The Digital Critical Edition is Professor Pamela H Smith’s latest output from Columbia University and the Center for Science and Societies Making and Knowing Research Project.
Pamela was born and raised in a small isolated California town, influenced by what she describes as a ‘consistent, persistent, and gentle’ math teacher father and the ‘artistic and creative’ mother, serendipity led her to discover her love of the history of science in Woolongong University in Australia and then commit her life to be a historian of science – is this weeks guest Pamela H Smith.
We discuss how Pamela established the Making and Knowing Research Project, its purpose and we discuss the origins of her most recent launch – The Secrets of Craft and Nature in Renaissance France. A Digital Critical Edition and it’s English Translation. That might sound dry to many but this is a remarkable sixteenth-century manuscript that contains over 900 recipes for making art objects, medical remedies, and materials for the household and workshop.
Pamela explains how the craft workshop practices record extensive first-hand experimentation with natural materials and provide unique insights into the material, technical, and intellectual world of the late sixteenth century and bring a better understanding of how and why nature was investigated, collected, and used in art in early modern Europe. It sheds light on the origins of the natural sciences in the creative labors of Renaissance artists and artisans’ workshops.
The digital critical edition is an open-source resource is available for anyone to experiment and follow the recipes and directions.
We also cover her views of education, failure, persistence and the need to create a more evolved and sustainable economic model.

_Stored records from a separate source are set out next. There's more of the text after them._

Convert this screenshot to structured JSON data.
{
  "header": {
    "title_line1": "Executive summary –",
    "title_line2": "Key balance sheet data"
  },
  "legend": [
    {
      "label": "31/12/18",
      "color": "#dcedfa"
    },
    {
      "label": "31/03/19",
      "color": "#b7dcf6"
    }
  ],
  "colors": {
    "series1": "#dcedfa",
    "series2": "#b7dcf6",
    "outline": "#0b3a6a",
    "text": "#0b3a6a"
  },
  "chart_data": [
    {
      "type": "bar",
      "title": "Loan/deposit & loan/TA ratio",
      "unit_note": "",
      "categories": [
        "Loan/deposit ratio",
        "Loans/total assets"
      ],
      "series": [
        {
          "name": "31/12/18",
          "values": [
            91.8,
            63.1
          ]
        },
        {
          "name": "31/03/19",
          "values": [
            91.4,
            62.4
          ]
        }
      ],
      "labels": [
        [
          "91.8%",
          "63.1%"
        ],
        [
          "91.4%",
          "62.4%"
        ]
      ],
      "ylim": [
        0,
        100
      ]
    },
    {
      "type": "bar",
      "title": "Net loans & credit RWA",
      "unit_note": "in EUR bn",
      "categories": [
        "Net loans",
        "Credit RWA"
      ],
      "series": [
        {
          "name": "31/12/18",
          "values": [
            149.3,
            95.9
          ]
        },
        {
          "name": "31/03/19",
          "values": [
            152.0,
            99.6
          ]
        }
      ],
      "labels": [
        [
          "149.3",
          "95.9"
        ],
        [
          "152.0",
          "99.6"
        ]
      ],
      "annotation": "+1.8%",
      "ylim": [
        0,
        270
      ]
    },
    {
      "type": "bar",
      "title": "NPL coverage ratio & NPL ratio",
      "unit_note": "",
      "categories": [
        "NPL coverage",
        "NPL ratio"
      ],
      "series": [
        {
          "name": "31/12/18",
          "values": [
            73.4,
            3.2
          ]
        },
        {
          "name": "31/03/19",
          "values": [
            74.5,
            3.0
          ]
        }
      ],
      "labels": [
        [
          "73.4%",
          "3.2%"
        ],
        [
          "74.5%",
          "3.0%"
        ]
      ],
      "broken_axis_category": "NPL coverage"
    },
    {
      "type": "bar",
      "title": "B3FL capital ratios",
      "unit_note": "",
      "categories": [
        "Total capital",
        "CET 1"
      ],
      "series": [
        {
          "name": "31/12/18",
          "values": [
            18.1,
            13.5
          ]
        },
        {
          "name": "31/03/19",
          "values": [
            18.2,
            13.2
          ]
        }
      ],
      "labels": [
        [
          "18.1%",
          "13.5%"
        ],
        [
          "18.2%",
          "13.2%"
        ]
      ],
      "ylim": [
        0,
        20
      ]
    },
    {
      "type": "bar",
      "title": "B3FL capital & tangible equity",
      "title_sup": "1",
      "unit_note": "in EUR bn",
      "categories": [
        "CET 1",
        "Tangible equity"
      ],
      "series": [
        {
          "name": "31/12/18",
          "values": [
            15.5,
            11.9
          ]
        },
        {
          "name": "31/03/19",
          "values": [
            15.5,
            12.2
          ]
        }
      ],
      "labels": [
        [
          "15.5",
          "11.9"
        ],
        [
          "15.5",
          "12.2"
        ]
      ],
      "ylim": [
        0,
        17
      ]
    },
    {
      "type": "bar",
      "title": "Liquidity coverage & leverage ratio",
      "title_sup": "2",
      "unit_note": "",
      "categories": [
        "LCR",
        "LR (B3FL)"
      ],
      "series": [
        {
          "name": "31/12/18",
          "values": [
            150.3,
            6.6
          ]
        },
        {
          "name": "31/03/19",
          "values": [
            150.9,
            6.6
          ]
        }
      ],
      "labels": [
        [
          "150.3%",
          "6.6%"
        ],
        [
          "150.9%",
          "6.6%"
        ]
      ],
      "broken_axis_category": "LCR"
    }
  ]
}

Please enjoy and share this extensive exploration and mind-expanding journey through the history of science with Pamela H Smith.
What we discuss:
Pamela explains the Making and Knowing project and the fusion of disciplines to study the connection between craft and science
The emergence of the Royal Society and the first project of interviewing artisans to identify general principles
Active Science vs Certain Science
The parallels to the creative class of today
I ask Pamela about her thoughts in imitation and she explains the development of Intellectual property and propriety forms and the nature of our economy.

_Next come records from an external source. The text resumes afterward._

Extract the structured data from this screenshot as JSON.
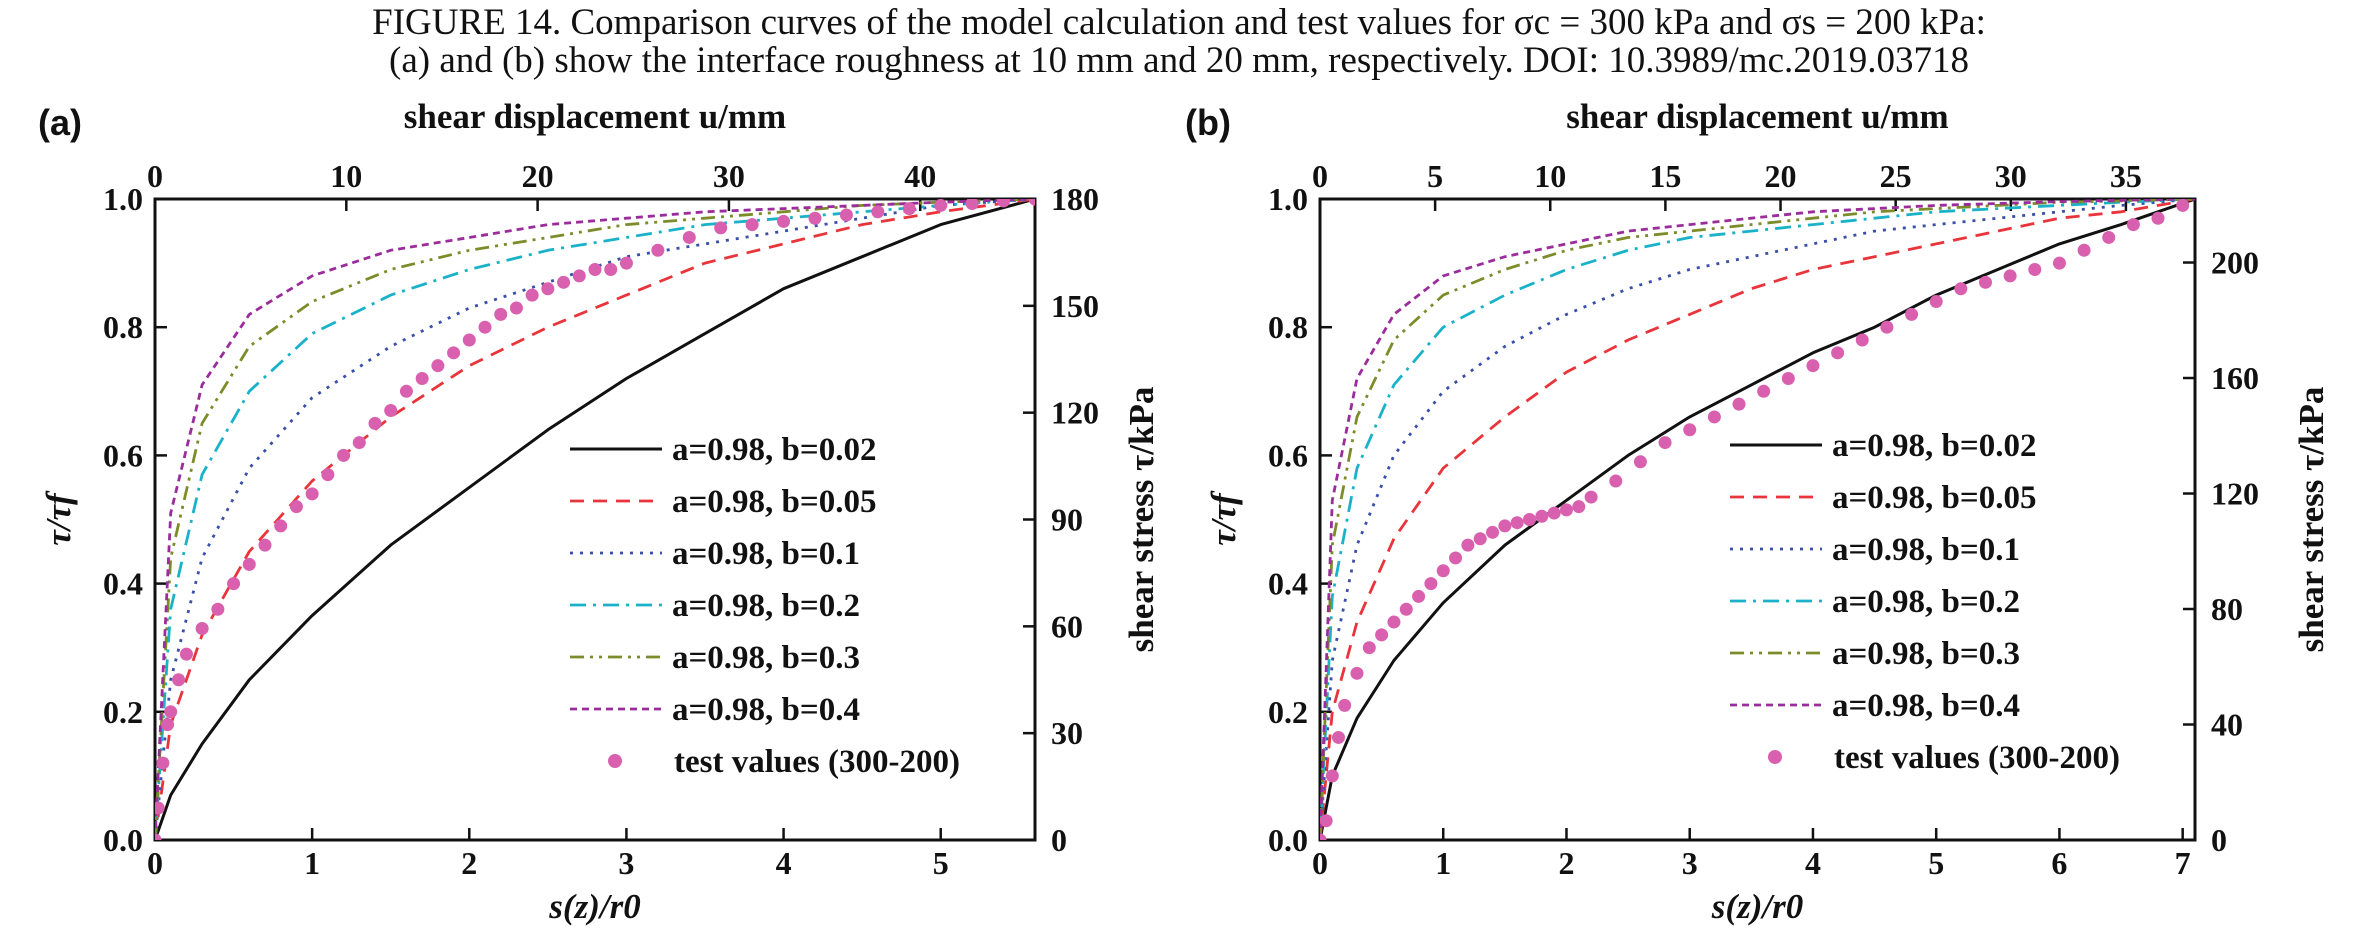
{
  "caption": {
    "line1": "FIGURE 14.    Comparison curves of the model calculation and test values for σc = 300 kPa and σs = 200 kPa:",
    "line2": "(a) and (b) show the interface roughness at 10 mm and 20 mm, respectively.  DOI: 10.3989/mc.2019.03718"
  },
  "colors": {
    "b002": "#111111",
    "b005": "#e8343a",
    "b01": "#3a4fa8",
    "b02": "#1ab2c9",
    "b03": "#7d8c2a",
    "b04": "#9b2c9b",
    "test": "#d960ae"
  },
  "chart_data": [
    {
      "type": "line",
      "label": "(a)",
      "xlabel": "s(z)/r0",
      "ylabel": "τ/τf",
      "x2label": "shear displacement u/mm",
      "y2label": "shear stress τ/kPa",
      "xlim": [
        0,
        5.6
      ],
      "ylim": [
        0,
        1.0
      ],
      "x2lim": [
        0,
        46
      ],
      "y2lim": [
        0,
        180
      ],
      "xticks": [
        0,
        1,
        2,
        3,
        4,
        5
      ],
      "yticks": [
        0.0,
        0.2,
        0.4,
        0.6,
        0.8,
        1.0
      ],
      "x2ticks": [
        0,
        10,
        20,
        30,
        40
      ],
      "y2ticks": [
        0,
        30,
        60,
        90,
        120,
        150,
        180
      ],
      "legend_position": "lower-right",
      "series": [
        {
          "name": "a=0.98, b=0.02",
          "style": "solid",
          "color_key": "b002",
          "x": [
            0,
            0.1,
            0.3,
            0.6,
            1.0,
            1.5,
            2.0,
            2.5,
            3.0,
            3.5,
            4.0,
            4.5,
            5.0,
            5.6
          ],
          "y": [
            0,
            0.07,
            0.15,
            0.25,
            0.35,
            0.46,
            0.55,
            0.64,
            0.72,
            0.79,
            0.86,
            0.91,
            0.96,
            1.0
          ]
        },
        {
          "name": "a=0.98, b=0.05",
          "style": "dash",
          "color_key": "b005",
          "x": [
            0,
            0.1,
            0.3,
            0.6,
            1.0,
            1.5,
            2.0,
            2.5,
            3.0,
            3.5,
            4.0,
            4.5,
            5.0,
            5.6
          ],
          "y": [
            0,
            0.18,
            0.32,
            0.45,
            0.56,
            0.66,
            0.74,
            0.8,
            0.85,
            0.9,
            0.93,
            0.96,
            0.98,
            1.0
          ]
        },
        {
          "name": "a=0.98, b=0.1",
          "style": "dot",
          "color_key": "b01",
          "x": [
            0,
            0.1,
            0.3,
            0.6,
            1.0,
            1.5,
            2.0,
            2.5,
            3.0,
            3.5,
            4.0,
            4.5,
            5.0,
            5.6
          ],
          "y": [
            0,
            0.25,
            0.44,
            0.58,
            0.69,
            0.77,
            0.83,
            0.87,
            0.91,
            0.93,
            0.95,
            0.97,
            0.99,
            1.0
          ]
        },
        {
          "name": "a=0.98, b=0.2",
          "style": "dashdot",
          "color_key": "b02",
          "x": [
            0,
            0.1,
            0.3,
            0.6,
            1.0,
            1.5,
            2.0,
            2.5,
            3.0,
            3.5,
            4.0,
            4.5,
            5.0,
            5.6
          ],
          "y": [
            0,
            0.36,
            0.57,
            0.7,
            0.79,
            0.85,
            0.89,
            0.92,
            0.94,
            0.96,
            0.97,
            0.98,
            0.99,
            1.0
          ]
        },
        {
          "name": "a=0.98, b=0.3",
          "style": "dashdotdot",
          "color_key": "b03",
          "x": [
            0,
            0.1,
            0.3,
            0.6,
            1.0,
            1.5,
            2.0,
            2.5,
            3.0,
            3.5,
            4.0,
            4.5,
            5.0,
            5.6
          ],
          "y": [
            0,
            0.44,
            0.65,
            0.77,
            0.84,
            0.89,
            0.92,
            0.94,
            0.96,
            0.97,
            0.98,
            0.99,
            0.995,
            1.0
          ]
        },
        {
          "name": "a=0.98, b=0.4",
          "style": "shortdash",
          "color_key": "b04",
          "x": [
            0,
            0.1,
            0.3,
            0.6,
            1.0,
            1.5,
            2.0,
            2.5,
            3.0,
            3.5,
            4.0,
            4.5,
            5.0,
            5.6
          ],
          "y": [
            0,
            0.51,
            0.71,
            0.82,
            0.88,
            0.92,
            0.94,
            0.96,
            0.97,
            0.98,
            0.985,
            0.99,
            0.995,
            1.0
          ]
        },
        {
          "name": "test values (300-200)",
          "style": "markers",
          "color_key": "test",
          "x": [
            0,
            0.02,
            0.05,
            0.08,
            0.1,
            0.15,
            0.2,
            0.3,
            0.4,
            0.5,
            0.6,
            0.7,
            0.8,
            0.9,
            1.0,
            1.1,
            1.2,
            1.3,
            1.4,
            1.5,
            1.6,
            1.7,
            1.8,
            1.9,
            2.0,
            2.1,
            2.2,
            2.3,
            2.4,
            2.5,
            2.6,
            2.7,
            2.8,
            2.9,
            3.0,
            3.2,
            3.4,
            3.6,
            3.8,
            4.0,
            4.2,
            4.4,
            4.6,
            4.8,
            5.0,
            5.2,
            5.4,
            5.6
          ],
          "y": [
            0,
            0.05,
            0.12,
            0.18,
            0.2,
            0.25,
            0.29,
            0.33,
            0.36,
            0.4,
            0.43,
            0.46,
            0.49,
            0.52,
            0.54,
            0.57,
            0.6,
            0.62,
            0.65,
            0.67,
            0.7,
            0.72,
            0.74,
            0.76,
            0.78,
            0.8,
            0.82,
            0.83,
            0.85,
            0.86,
            0.87,
            0.88,
            0.89,
            0.89,
            0.9,
            0.92,
            0.94,
            0.955,
            0.96,
            0.965,
            0.97,
            0.975,
            0.98,
            0.985,
            0.99,
            0.993,
            0.997,
            1.0
          ]
        }
      ]
    },
    {
      "type": "line",
      "label": "(b)",
      "xlabel": "s(z)/r0",
      "ylabel": "τ/τf",
      "x2label": "shear displacement u/mm",
      "y2label": "shear stress τ/kPa",
      "xlim": [
        0,
        7.1
      ],
      "ylim": [
        0,
        1.0
      ],
      "x2lim": [
        0,
        38
      ],
      "y2lim": [
        0,
        222
      ],
      "xticks": [
        0,
        1,
        2,
        3,
        4,
        5,
        6,
        7
      ],
      "yticks": [
        0.0,
        0.2,
        0.4,
        0.6,
        0.8,
        1.0
      ],
      "x2ticks": [
        0,
        5,
        10,
        15,
        20,
        25,
        30,
        35
      ],
      "y2ticks": [
        0,
        40,
        80,
        120,
        160,
        200
      ],
      "legend_position": "lower-right",
      "series": [
        {
          "name": "a=0.98, b=0.02",
          "style": "solid",
          "color_key": "b002",
          "x": [
            0,
            0.1,
            0.3,
            0.6,
            1.0,
            1.5,
            2.0,
            2.5,
            3.0,
            3.5,
            4.0,
            4.5,
            5.0,
            5.5,
            6.0,
            6.5,
            7.1
          ],
          "y": [
            0,
            0.1,
            0.19,
            0.28,
            0.37,
            0.46,
            0.53,
            0.6,
            0.66,
            0.71,
            0.76,
            0.8,
            0.85,
            0.89,
            0.93,
            0.96,
            1.0
          ]
        },
        {
          "name": "a=0.98, b=0.05",
          "style": "dash",
          "color_key": "b005",
          "x": [
            0,
            0.1,
            0.3,
            0.6,
            1.0,
            1.5,
            2.0,
            2.5,
            3.0,
            3.5,
            4.0,
            4.5,
            5.0,
            5.5,
            6.0,
            6.5,
            7.1
          ],
          "y": [
            0,
            0.2,
            0.34,
            0.47,
            0.58,
            0.66,
            0.73,
            0.78,
            0.82,
            0.86,
            0.89,
            0.91,
            0.93,
            0.95,
            0.97,
            0.98,
            1.0
          ]
        },
        {
          "name": "a=0.98, b=0.1",
          "style": "dot",
          "color_key": "b01",
          "x": [
            0,
            0.1,
            0.3,
            0.6,
            1.0,
            1.5,
            2.0,
            2.5,
            3.0,
            3.5,
            4.0,
            4.5,
            5.0,
            5.5,
            6.0,
            6.5,
            7.1
          ],
          "y": [
            0,
            0.28,
            0.46,
            0.6,
            0.7,
            0.77,
            0.82,
            0.86,
            0.89,
            0.91,
            0.93,
            0.95,
            0.96,
            0.97,
            0.98,
            0.99,
            1.0
          ]
        },
        {
          "name": "a=0.98, b=0.2",
          "style": "dashdot",
          "color_key": "b02",
          "x": [
            0,
            0.1,
            0.3,
            0.6,
            1.0,
            1.5,
            2.0,
            2.5,
            3.0,
            3.5,
            4.0,
            4.5,
            5.0,
            5.5,
            6.0,
            6.5,
            7.1
          ],
          "y": [
            0,
            0.38,
            0.58,
            0.71,
            0.8,
            0.85,
            0.89,
            0.92,
            0.94,
            0.95,
            0.96,
            0.97,
            0.98,
            0.985,
            0.99,
            0.995,
            1.0
          ]
        },
        {
          "name": "a=0.98, b=0.3",
          "style": "dashdotdot",
          "color_key": "b03",
          "x": [
            0,
            0.1,
            0.3,
            0.6,
            1.0,
            1.5,
            2.0,
            2.5,
            3.0,
            3.5,
            4.0,
            4.5,
            5.0,
            5.5,
            6.0,
            6.5,
            7.1
          ],
          "y": [
            0,
            0.46,
            0.66,
            0.78,
            0.85,
            0.89,
            0.92,
            0.94,
            0.95,
            0.96,
            0.97,
            0.98,
            0.985,
            0.99,
            0.995,
            0.997,
            1.0
          ]
        },
        {
          "name": "a=0.98, b=0.4",
          "style": "shortdash",
          "color_key": "b04",
          "x": [
            0,
            0.1,
            0.3,
            0.6,
            1.0,
            1.5,
            2.0,
            2.5,
            3.0,
            3.5,
            4.0,
            4.5,
            5.0,
            5.5,
            6.0,
            6.5,
            7.1
          ],
          "y": [
            0,
            0.53,
            0.72,
            0.82,
            0.88,
            0.91,
            0.93,
            0.95,
            0.96,
            0.97,
            0.98,
            0.985,
            0.99,
            0.993,
            0.996,
            0.998,
            1.0
          ]
        },
        {
          "name": "test values (300-200)",
          "style": "markers",
          "color_key": "test",
          "x": [
            0,
            0.05,
            0.1,
            0.15,
            0.2,
            0.3,
            0.4,
            0.5,
            0.6,
            0.7,
            0.8,
            0.9,
            1.0,
            1.1,
            1.2,
            1.3,
            1.4,
            1.5,
            1.6,
            1.7,
            1.8,
            1.9,
            2.0,
            2.1,
            2.2,
            2.4,
            2.6,
            2.8,
            3.0,
            3.2,
            3.4,
            3.6,
            3.8,
            4.0,
            4.2,
            4.4,
            4.6,
            4.8,
            5.0,
            5.2,
            5.4,
            5.6,
            5.8,
            6.0,
            6.2,
            6.4,
            6.6,
            6.8,
            7.0
          ],
          "y": [
            0,
            0.03,
            0.1,
            0.16,
            0.21,
            0.26,
            0.3,
            0.32,
            0.34,
            0.36,
            0.38,
            0.4,
            0.42,
            0.44,
            0.46,
            0.47,
            0.48,
            0.49,
            0.495,
            0.5,
            0.505,
            0.51,
            0.515,
            0.52,
            0.535,
            0.56,
            0.59,
            0.62,
            0.64,
            0.66,
            0.68,
            0.7,
            0.72,
            0.74,
            0.76,
            0.78,
            0.8,
            0.82,
            0.84,
            0.86,
            0.87,
            0.88,
            0.89,
            0.9,
            0.92,
            0.94,
            0.96,
            0.97,
            0.99
          ]
        }
      ]
    }
  ]
}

We discuss theory and practice and persistence and the culture of fearing failure.
Pamela describes the development of The Digital Critical Edition the verbatim translation of the French Manuscript of over 400 pages of artisanal recipes and makes this open-source and available for the public and artisans.
The recreation of the objects that have been created by her students.
Interest in the human hand and it’s capacity in nature.
We discuss the aims of Pamela to facilitate and create a new maker sensibility in today’s world and how this could create a new economic and sustainable model based on handwork and craft. Pamela cites examples from India.
We also discuss the imperative of embracing new economic models, the need to celebrate diversity, the importance of persistence.